Ce surgissement de quelque chose dans le champ de l’objet, qui pose son problème comme celui d’une structuration irréductible, comme surgissement d’un inconnu comme éprouvé, n’est pas une question qui se pose aux analystes, parce que comme c’est donné dans l’expérience, il faut tout de même bien tâcher d’expliquer pourquoi les enfants ont peur de l’obscurité, et on s’aperçoit en même temps qu’ils n’ont pas toujours peur de l’obscurité, et alors on fait de la psychologie, on s’engage justement, les soi-disant expérimentateurs, dans des théories sous l’effet d’une réaction héritée, ancestrale, primordiale d’une pensée, puisque pensée il semble qu’il faille toujours qu’on conserve le terme, d’une pensée structurée autrement que la pensée logique, rationnelle. Et on construit et on invente, : c’est la qu’on fait de la philosophie. Ici nous attendons ceux avec qui nous avons à l’occasion à poursuivre le dialogue, sur le terrain même où ce dialogue a à se juger, c’est à savoir si nous pouvons en rendre compte, nous, d’une façon moins hypothétique.

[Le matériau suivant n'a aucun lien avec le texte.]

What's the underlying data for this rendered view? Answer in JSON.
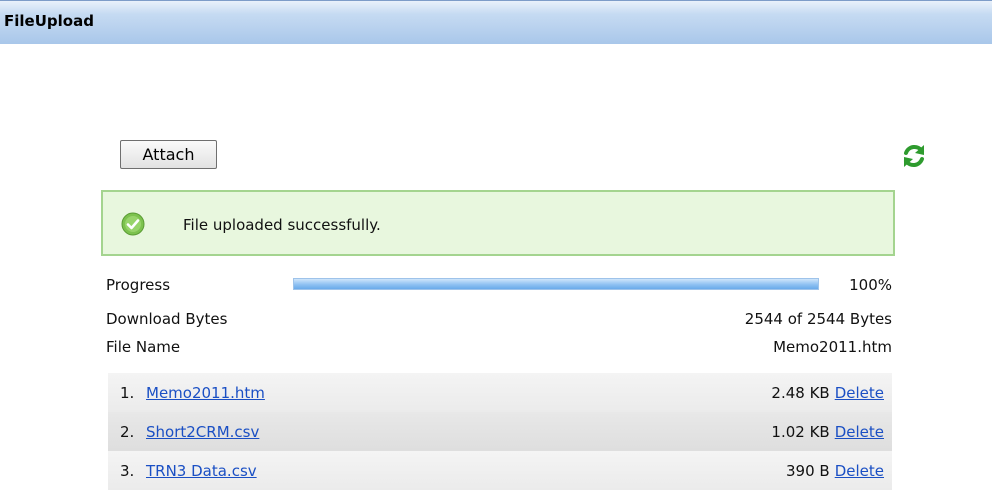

Cette forme que je vous livre, qui est concevable, consiste à s’apercevoir que si, dans la constitution d’un objet qui est l’objet corrélatif d’un premier mode d’abord, celui qui part de la reconnaissance de notre propre forme, et si cette connaissance, en elle-même limitée, laisse échapper quelque chose de cet investissement primitif à notre être qui est donné par le fait d’exister comme corps, est-ce que ce n’est pas dire quelque chose, non seulement de raisonnable mais de contrôlable que de dire que c’est ce reste, c’est ce résidu non imaginé du corps qui vient par quelque détour, et ici nous savons, ce détour, le désigner, ici se manifester à cette place prévue pour le manque, se manifester de cette façon qui nous intéresse et d’une façon qui, pour n’être pas spéculaire, devient dès lors inrepérable, c’est une dimension de l’angoisse, effectivement, que ce défaut de certains repères.

Nous ne serons pas la en désaccord avec la façon dont abordera ce phénomène un Kurt Goldstein par exemple. Quand il nous parle de l’angoisse, il en parle avec beaucoup de pertinence. Toute la phénoménologie des phénomènes lésionnels où Goldstein suit cette expérience qui nous intéresse, à la trace, comment s’articule-t-elle, sinon de la remarque préalable que l’organisme dans tous ses effets relationnels fonctionne comme totalité. Il n’est pas un seul de nos muscles qui ne soit intéressé dans son inclinaison de notre tête, que toute réaction à une situation implique la totalité de la réponse organismique et si nous le suivons, nous voyons surgir deux termes étroitement tressés l’un avec l’autre, le terme de réaction catastrophique, et dans son phénomène, à l’intérieur du champ de cette réaction catastrophique, le repérage comme tel des phénomènes d’angoisse.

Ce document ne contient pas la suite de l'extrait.